"It lay hardly a thousand paces away from me. The white walls of the manor house gleamed across waving bushes, flooded by the purple rays of the setting sun. The zinc-covered roof glistened as if a cascade of foaming water were gliding down over it. From the windows flames seemed to be bursting, and a storm-cloud hung like a canopy of black curdling smoke over the coping.

"I pressed my hands to my heart; its beating almost took my breath, so deeply did the sight affect me. For a moment I had a feeling as if I must turn back there and then, and hasten away precipitately from this place, never stopping or staying till the distance gave me shelter. All my anxiety for Martha was swallowed up in this mysterious fear, which almost strangled me. I rebuked myself for being foolish and cowardly, and, gathering together all my strength, I proceeded along the country road in which half-dried-up puddles gleamed like mirrors in the cart-ruts. Through the crests of the poplars above me there passed a hoarse rustling, which accompanied me till I reached the courtyard gate. Just as I entered it, the last sunbeam disappeared behind the walls of the manor and the darkness of the mighty lime trees, which spread from the park across the path, so suddenly enveloped me that I thought night had come on.

"To the right and left tumble-down brickwork, overgrown with half-withered celandine, jutted out above ragged thorn-bushes--the remains of the old castle, upon the ruins of which the manor house had been erected. An atmosphere of death and decay seemed to lie over it all.

"I spied fearfully across the vast courtyard, which the dusk of evening was beginning to cloak in blue mists. At every sound I started; I felt as if Robert's mighty voice must shout a welcome to me.
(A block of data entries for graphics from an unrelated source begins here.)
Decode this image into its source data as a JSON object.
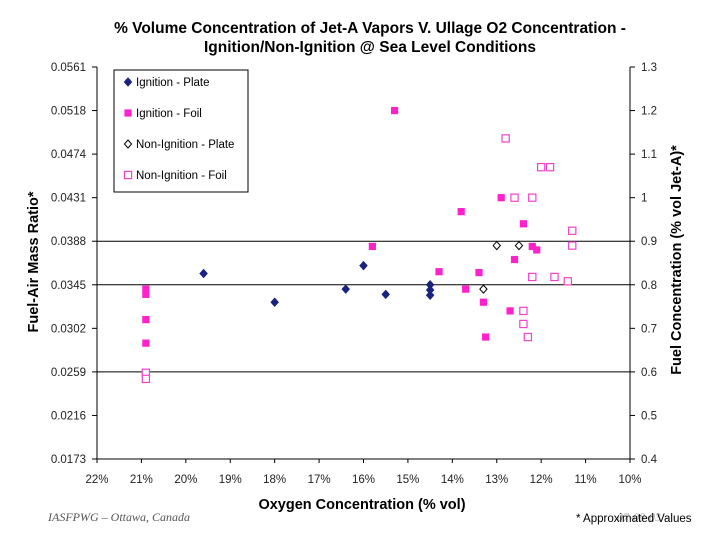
{
  "chart_data": {
    "type": "scatter",
    "title": "% Volume Concentration of Jet-A Vapors V. Ullage O2 Concentration - Ignition/Non-Ignition @ Sea Level Conditions",
    "title_line1": "% Volume Concentration of Jet-A Vapors V. Ullage O2 Concentration -",
    "title_line2": "Ignition/Non-Ignition @ Sea Level Conditions",
    "xlabel": "Oxygen Concentration (% vol)",
    "ylabel_left": "Fuel-Air Mass Ratio*",
    "ylabel_right": "Fuel Concentration (% vol Jet-A)*",
    "xlim": [
      22,
      10
    ],
    "x_ticks": [
      "22%",
      "21%",
      "20%",
      "19%",
      "18%",
      "17%",
      "16%",
      "15%",
      "14%",
      "13%",
      "12%",
      "11%",
      "10%"
    ],
    "ylim_right": [
      0.4,
      1.3
    ],
    "y_right_ticks": [
      "1.3",
      "1.2",
      "1.1",
      "1",
      "0.9",
      "0.8",
      "0.7",
      "0.6",
      "0.5",
      "0.4"
    ],
    "y_left_ticks": [
      "0.0561",
      "0.0518",
      "0.0474",
      "0.0431",
      "0.0388",
      "0.0345",
      "0.0302",
      "0.0259",
      "0.0216",
      "0.0173"
    ],
    "gridlines": [
      0.9,
      0.8,
      0.6
    ],
    "legend_position": "top-left",
    "series": [
      {
        "name": "Ignition - Plate",
        "marker": "filled-diamond",
        "color": "#1a237e",
        "points": [
          [
            19.6,
            0.826
          ],
          [
            18.0,
            0.76
          ],
          [
            16.4,
            0.79
          ],
          [
            16.0,
            0.844
          ],
          [
            15.5,
            0.778
          ],
          [
            14.5,
            0.8
          ],
          [
            14.5,
            0.788
          ],
          [
            14.5,
            0.776
          ]
        ]
      },
      {
        "name": "Ignition - Foil",
        "marker": "filled-square",
        "color": "#ff22cc",
        "points": [
          [
            20.9,
            0.79
          ],
          [
            20.9,
            0.778
          ],
          [
            20.9,
            0.72
          ],
          [
            20.9,
            0.666
          ],
          [
            15.3,
            1.2
          ],
          [
            15.8,
            0.888
          ],
          [
            14.3,
            0.83
          ],
          [
            13.8,
            0.968
          ],
          [
            13.7,
            0.79
          ],
          [
            13.4,
            0.828
          ],
          [
            13.3,
            0.76
          ],
          [
            13.25,
            0.68
          ],
          [
            12.9,
            1.0
          ],
          [
            12.7,
            0.74
          ],
          [
            12.6,
            0.858
          ],
          [
            12.4,
            0.94
          ],
          [
            12.2,
            0.888
          ],
          [
            12.1,
            0.88
          ]
        ]
      },
      {
        "name": "Non-Ignition - Plate",
        "marker": "open-diamond",
        "color": "#000000",
        "points": [
          [
            13.0,
            0.89
          ],
          [
            12.5,
            0.89
          ],
          [
            13.3,
            0.79
          ]
        ]
      },
      {
        "name": "Non-Ignition - Foil",
        "marker": "open-square",
        "color": "#ee44cc",
        "points": [
          [
            20.9,
            0.598
          ],
          [
            20.9,
            0.584
          ],
          [
            12.8,
            1.136
          ],
          [
            12.0,
            1.07
          ],
          [
            11.8,
            1.07
          ],
          [
            12.6,
            1.0
          ],
          [
            12.2,
            1.0
          ],
          [
            11.3,
            0.924
          ],
          [
            11.3,
            0.89
          ],
          [
            12.2,
            0.818
          ],
          [
            11.7,
            0.818
          ],
          [
            11.4,
            0.808
          ],
          [
            12.4,
            0.74
          ],
          [
            12.4,
            0.71
          ],
          [
            12.3,
            0.68
          ]
        ]
      }
    ]
  },
  "footer": {
    "left": "IASFPWG – Ottawa, Canada",
    "date": "07-08-03",
    "note": "* Approximated Values"
  }
}
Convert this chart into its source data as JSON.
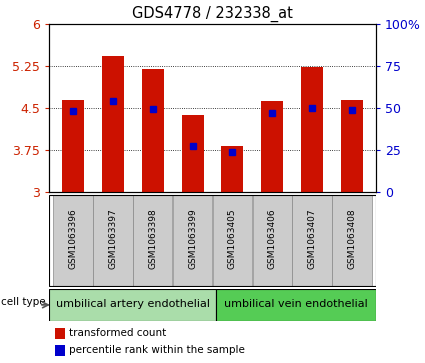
{
  "title": "GDS4778 / 232338_at",
  "samples": [
    "GSM1063396",
    "GSM1063397",
    "GSM1063398",
    "GSM1063399",
    "GSM1063405",
    "GSM1063406",
    "GSM1063407",
    "GSM1063408"
  ],
  "bar_values": [
    4.65,
    5.42,
    5.2,
    4.38,
    3.83,
    4.62,
    5.22,
    4.65
  ],
  "percentile_values": [
    4.44,
    4.62,
    4.48,
    3.82,
    3.72,
    4.41,
    4.5,
    4.46
  ],
  "ylim": [
    3.0,
    6.0
  ],
  "yticks_left": [
    3,
    3.75,
    4.5,
    5.25,
    6
  ],
  "yticks_right_vals": [
    0,
    25,
    50,
    75,
    100
  ],
  "yticks_right_labels": [
    "0",
    "25",
    "50",
    "75",
    "100%"
  ],
  "bar_color": "#cc1100",
  "percentile_color": "#0000cc",
  "bar_width": 0.55,
  "group1_color": "#aaddaa",
  "group2_color": "#55cc55",
  "group1_label": "umbilical artery endothelial",
  "group2_label": "umbilical vein endothelial",
  "legend_red_label": "transformed count",
  "legend_blue_label": "percentile rank within the sample",
  "cell_type_label": "cell type",
  "tick_label_color_left": "#cc2200",
  "tick_label_color_right": "#0000cc",
  "sample_box_color": "#cccccc",
  "grid_linestyle": ":",
  "grid_color": "#000000",
  "grid_linewidth": 0.6
}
The courtyard was empty, the silence of the vesper hour rested upon it. Only from one of the stable-doors there came the peculiar hissing sound which the sharpening of a scythe produces. A scent of new-mown hay filled the air with its peculiarly sweet, pungent aroma.
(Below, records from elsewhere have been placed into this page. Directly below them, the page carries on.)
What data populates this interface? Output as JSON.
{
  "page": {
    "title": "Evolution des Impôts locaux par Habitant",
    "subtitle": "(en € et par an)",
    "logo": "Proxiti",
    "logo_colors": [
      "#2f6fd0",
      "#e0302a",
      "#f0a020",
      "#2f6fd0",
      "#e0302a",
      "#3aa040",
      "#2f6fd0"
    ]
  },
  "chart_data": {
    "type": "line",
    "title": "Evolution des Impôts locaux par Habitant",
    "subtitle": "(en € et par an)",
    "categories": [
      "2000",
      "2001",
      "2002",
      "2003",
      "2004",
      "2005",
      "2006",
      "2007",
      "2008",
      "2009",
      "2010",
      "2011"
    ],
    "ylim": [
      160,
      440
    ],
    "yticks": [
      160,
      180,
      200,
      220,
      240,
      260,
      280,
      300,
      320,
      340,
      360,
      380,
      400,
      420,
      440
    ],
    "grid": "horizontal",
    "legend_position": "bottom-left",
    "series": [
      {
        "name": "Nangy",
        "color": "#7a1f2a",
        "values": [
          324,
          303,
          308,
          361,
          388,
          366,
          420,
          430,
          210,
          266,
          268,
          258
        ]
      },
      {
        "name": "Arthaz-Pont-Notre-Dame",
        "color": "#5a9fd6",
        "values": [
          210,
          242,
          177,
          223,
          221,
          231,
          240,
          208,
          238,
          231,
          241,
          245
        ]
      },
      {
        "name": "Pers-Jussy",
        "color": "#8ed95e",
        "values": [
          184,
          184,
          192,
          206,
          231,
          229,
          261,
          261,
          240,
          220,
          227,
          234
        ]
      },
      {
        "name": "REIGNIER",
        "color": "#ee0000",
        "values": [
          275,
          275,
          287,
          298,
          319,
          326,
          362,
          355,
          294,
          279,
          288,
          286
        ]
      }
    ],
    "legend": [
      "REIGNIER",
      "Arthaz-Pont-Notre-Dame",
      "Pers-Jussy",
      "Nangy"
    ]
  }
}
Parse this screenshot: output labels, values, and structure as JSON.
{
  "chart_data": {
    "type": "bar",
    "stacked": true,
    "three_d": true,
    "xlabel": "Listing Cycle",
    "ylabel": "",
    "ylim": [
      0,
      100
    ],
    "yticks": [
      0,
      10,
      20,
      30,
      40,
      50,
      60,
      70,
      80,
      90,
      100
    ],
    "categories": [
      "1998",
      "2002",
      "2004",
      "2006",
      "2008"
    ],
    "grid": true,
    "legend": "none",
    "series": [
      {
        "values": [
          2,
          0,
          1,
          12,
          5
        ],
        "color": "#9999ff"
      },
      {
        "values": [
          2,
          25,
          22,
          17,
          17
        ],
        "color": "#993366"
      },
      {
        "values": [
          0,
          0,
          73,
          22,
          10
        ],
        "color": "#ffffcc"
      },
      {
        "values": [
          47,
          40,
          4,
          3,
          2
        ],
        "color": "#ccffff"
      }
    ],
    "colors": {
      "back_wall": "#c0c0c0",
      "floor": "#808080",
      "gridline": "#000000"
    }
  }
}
"Slowly and timidly, like an intruder, I crept along the garden railings towards the manor house, that seemed to look down upon me grimly and forbiddingly, with its granite pillars and its weather-beaten turrets and gables. Here and there the stucco had crumbled away, and the blackish bricks of the wall appeared beneath it. It looked as if time, like a long illness, had covered this venerable body with scars. The front door stood ajar. A large dark hall opened before me, from which a peculiar odour of fresh chalk and damp fungi streamed towards me--through small coloured glass windows, placed like glowing nests close under the ceiling and all covered with cobwebs, a dim twilight penetrated this space, hardly sufficient to bring into light the immense cupboards ranged along the walls. A brighter gleam fell upon a broad flight of stairs worn hollow, the steps of which rested upon stone pilasters. High vaulted oaken doors led to the inner apartments, but I did not venture to approach one of them. They seemed to me like prison gates. I was still standing there, timidly trying to find my way, when the front door was torn open and through the wide aperture two great yellow-spotted hounds rushed upon me.

"I uttered a cry. The monsters jumped up at me, snuffed at my clothes, and then raced back to the door, barking and yelling.
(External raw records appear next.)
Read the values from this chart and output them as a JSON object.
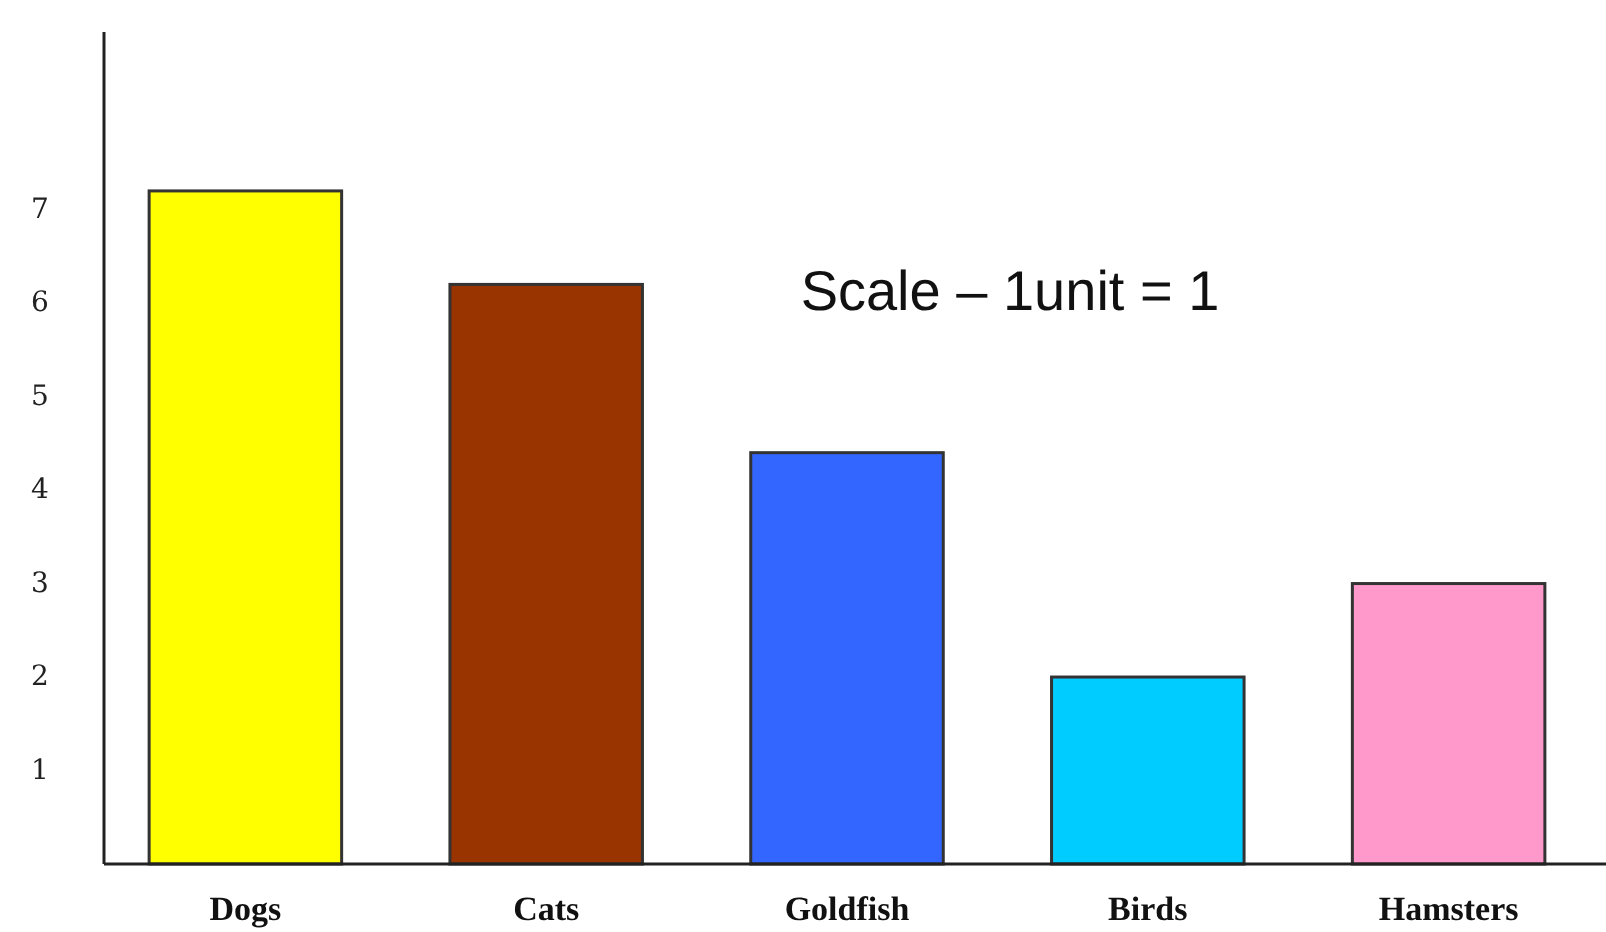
{
  "chart_data": {
    "type": "bar",
    "categories": [
      "Dogs",
      "Cats",
      "Goldfish",
      "Birds",
      "Hamsters"
    ],
    "values": [
      7.2,
      6.2,
      4.4,
      2,
      3
    ],
    "colors": [
      "#ffff00",
      "#993300",
      "#3366ff",
      "#00ccff",
      "#ff99cc"
    ],
    "ylim": [
      0,
      8.9
    ],
    "yticks": [
      1,
      2,
      3,
      4,
      5,
      6,
      7
    ],
    "annotations": [
      "Scale – 1unit = 1"
    ]
  }
}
"'Who is there?' cried a voice, whose deep-sounding modulations I had so often fancied I heard in waking and dreaming. The aperture was darkened. There he stood.

"Red mists seemed to roll before my eyes. I felt as if my feet were rooted to the ground. Breathing heavily, I leant against the stair column.

"'Who the deuce is there?' he cried once more, while he vainly tried to pierce the darkness with his eyes.

"I gathered up all my defiance. Calmly and proudly, as I had bid him farewell years before, would I meet him again to-day. What need for him to know how much I had suffered since then!